Let us denote the value of the extremum on the interval $n<x<n+1$ as $\epsilon_n$. The absolute values of the extrema $|\epsilon_n|$ generally tend to decrease as $n$ increases, but they do not decrease strictly monotonically and, in fact, show quite irregular behavior, sometimes increasing sporadically. Here is how their graph looks on log scale:

Answer 1

About the first question, an idea might be to use the Weierstrass product

$$\text{sinc}\left(\frac{\pi z}{2^n}\right)=\prod_{m\geq 1}\left(1-\frac{z^2}{(2^n m)^2}\right)$$ such that $$ f(z)=\prod_{n\geq 0}\text{sinc}\left(\frac{\pi z}{2^n}\right)=\prod_{m\geq 1}\left(1-\frac{z^2}{m^2}\right)^{\nu_2(m)+1} $$

$$ f'(z) = -2z\left(\sum_{m\geq 1}\frac{\nu_2(m)+1}{m^2-z^2}\right)\prod_{m\geq 1}\left(1-\frac{z^2}{m^2}\right)^{\nu_2(m)+1}.$$ The term $-\sum_{m\geq 1}\frac{\nu_2(m)+1}{m^2-z^2}$ has a simple pole with a positive residue at each $m\in\mathbb{N}^+$. In particular such function is increasing on the connected components of its domain $\cap \mathbb{R}^+$ and there cannot be more than one stationary point for $f$ between two consecutive zeroes.

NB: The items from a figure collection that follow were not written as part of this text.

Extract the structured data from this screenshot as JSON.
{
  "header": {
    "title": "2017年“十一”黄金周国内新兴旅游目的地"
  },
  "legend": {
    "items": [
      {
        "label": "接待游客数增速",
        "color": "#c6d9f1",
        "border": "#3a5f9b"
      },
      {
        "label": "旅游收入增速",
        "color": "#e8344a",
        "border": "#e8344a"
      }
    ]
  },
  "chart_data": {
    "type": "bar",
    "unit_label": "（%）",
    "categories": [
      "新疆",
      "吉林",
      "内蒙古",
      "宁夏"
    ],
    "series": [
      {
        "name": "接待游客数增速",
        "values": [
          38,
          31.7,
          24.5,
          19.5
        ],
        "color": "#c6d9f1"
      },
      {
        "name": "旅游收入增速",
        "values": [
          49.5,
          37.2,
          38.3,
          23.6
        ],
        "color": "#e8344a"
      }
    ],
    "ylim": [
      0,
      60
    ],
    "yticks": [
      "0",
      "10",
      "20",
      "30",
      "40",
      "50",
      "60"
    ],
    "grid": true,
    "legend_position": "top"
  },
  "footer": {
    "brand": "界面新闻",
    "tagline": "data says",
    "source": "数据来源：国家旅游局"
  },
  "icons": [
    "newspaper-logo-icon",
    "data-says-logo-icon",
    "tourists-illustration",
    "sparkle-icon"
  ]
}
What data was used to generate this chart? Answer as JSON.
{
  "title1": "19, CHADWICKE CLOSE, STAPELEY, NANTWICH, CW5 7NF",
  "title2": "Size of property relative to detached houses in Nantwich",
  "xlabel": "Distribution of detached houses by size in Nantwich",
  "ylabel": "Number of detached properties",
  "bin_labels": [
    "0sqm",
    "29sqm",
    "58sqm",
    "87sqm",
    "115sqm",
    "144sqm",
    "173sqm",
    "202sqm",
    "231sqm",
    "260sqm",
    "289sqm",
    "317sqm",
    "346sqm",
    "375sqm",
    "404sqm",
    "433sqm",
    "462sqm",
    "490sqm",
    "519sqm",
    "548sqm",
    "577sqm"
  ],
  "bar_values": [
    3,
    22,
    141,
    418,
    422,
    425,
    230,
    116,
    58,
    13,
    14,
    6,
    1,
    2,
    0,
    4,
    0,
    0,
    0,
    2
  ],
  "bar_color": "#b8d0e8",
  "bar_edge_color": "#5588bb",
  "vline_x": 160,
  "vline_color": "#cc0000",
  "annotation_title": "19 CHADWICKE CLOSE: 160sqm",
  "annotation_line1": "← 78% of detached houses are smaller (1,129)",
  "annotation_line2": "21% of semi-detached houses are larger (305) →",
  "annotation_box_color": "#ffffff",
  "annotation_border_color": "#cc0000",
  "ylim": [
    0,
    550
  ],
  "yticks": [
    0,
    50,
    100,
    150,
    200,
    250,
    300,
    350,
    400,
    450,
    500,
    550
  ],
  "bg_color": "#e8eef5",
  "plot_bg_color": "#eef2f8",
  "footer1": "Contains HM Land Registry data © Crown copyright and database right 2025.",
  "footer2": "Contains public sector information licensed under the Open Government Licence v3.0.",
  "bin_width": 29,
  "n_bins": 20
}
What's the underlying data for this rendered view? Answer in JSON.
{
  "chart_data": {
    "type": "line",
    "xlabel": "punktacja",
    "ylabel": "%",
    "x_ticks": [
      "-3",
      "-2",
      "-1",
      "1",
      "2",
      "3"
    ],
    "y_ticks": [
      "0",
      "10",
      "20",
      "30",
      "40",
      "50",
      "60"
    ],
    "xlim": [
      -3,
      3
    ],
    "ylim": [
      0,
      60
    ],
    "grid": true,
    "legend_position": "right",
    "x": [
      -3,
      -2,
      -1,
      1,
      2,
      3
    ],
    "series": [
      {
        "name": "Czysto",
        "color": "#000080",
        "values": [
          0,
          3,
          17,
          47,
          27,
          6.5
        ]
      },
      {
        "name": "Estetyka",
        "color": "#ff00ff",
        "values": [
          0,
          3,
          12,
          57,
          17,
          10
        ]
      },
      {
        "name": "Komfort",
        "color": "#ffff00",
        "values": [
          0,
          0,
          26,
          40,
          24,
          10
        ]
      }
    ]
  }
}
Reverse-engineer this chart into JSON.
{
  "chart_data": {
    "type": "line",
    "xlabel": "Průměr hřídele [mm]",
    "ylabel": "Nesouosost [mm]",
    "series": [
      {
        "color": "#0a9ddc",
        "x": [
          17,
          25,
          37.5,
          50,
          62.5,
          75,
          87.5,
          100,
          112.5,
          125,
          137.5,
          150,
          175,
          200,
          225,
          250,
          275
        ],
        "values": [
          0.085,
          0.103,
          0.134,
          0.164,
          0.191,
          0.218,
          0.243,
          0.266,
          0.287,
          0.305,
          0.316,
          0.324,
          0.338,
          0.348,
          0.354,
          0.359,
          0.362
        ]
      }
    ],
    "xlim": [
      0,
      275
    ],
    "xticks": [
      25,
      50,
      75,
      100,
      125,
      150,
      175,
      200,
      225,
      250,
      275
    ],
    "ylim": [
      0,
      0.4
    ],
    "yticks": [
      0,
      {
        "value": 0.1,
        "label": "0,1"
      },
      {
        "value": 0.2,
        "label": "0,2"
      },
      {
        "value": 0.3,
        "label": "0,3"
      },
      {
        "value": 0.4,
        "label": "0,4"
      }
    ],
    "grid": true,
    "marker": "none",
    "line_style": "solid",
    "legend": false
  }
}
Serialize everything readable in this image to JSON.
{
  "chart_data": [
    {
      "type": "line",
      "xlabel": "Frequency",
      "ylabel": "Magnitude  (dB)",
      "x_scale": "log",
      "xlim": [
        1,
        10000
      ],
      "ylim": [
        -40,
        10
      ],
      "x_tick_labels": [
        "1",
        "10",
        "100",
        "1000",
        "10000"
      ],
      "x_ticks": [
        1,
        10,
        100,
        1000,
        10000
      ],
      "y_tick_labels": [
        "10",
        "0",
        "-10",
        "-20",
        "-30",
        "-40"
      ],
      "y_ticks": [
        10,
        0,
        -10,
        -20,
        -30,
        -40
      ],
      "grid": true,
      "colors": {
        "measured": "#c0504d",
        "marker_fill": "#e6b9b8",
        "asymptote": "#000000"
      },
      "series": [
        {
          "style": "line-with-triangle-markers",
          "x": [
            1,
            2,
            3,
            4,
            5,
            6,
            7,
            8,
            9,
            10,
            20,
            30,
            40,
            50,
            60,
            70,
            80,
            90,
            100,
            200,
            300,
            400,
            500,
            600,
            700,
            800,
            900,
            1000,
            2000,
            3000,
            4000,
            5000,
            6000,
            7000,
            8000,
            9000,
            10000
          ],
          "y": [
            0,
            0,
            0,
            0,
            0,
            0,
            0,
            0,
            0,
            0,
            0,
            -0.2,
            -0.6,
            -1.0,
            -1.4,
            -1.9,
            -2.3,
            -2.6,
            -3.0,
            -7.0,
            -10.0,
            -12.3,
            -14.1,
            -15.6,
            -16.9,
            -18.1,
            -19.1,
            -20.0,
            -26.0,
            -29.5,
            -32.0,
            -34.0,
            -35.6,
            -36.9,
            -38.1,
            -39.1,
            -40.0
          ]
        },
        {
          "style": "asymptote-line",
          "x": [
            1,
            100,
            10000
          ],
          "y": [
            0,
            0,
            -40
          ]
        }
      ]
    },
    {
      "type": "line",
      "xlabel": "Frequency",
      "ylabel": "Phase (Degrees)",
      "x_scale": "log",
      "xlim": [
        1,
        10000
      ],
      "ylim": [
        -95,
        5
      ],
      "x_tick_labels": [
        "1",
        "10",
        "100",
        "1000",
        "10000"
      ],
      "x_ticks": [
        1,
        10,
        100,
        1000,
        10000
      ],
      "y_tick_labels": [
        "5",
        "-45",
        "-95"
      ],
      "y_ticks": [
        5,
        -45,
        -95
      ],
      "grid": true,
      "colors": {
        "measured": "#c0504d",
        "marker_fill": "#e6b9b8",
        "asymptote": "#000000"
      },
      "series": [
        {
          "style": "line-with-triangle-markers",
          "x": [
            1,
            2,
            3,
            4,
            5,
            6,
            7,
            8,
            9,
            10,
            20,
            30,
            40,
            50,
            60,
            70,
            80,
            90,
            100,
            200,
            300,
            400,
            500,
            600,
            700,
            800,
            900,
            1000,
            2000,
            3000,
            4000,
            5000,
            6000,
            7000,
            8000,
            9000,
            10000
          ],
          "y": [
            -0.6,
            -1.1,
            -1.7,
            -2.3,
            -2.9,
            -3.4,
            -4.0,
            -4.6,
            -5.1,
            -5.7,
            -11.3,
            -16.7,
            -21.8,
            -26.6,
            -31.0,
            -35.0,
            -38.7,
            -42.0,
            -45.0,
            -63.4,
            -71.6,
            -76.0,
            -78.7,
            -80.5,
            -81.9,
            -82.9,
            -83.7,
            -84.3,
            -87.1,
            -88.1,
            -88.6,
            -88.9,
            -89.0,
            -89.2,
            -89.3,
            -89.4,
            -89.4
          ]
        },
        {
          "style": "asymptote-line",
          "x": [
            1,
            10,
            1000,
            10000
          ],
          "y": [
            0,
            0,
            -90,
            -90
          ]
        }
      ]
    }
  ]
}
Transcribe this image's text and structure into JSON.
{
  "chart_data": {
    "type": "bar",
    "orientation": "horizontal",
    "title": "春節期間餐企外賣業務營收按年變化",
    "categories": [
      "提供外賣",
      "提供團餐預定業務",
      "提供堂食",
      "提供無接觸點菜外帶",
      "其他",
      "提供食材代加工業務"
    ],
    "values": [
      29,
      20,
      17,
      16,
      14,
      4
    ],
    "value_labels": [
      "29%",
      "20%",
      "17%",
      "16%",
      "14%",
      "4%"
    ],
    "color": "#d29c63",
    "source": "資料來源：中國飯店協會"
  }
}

The presence of the mildly erratic function $\nu_2$ also explains the apparent irregularity in the distribution of the stationary values for $f$. On the other hand by the previous formula for $f'$ (which essentially is a rephrasing of the Gauss-Lucas theorem) it is reasonable to expect that the stationary points converge to the midpoints of the intervals defined by the zeroes of $f$, hence an estimation for the decay of the stationary values can be performed by summation by parts, considering the average values of $\nu_2$ over larger and larger intervals.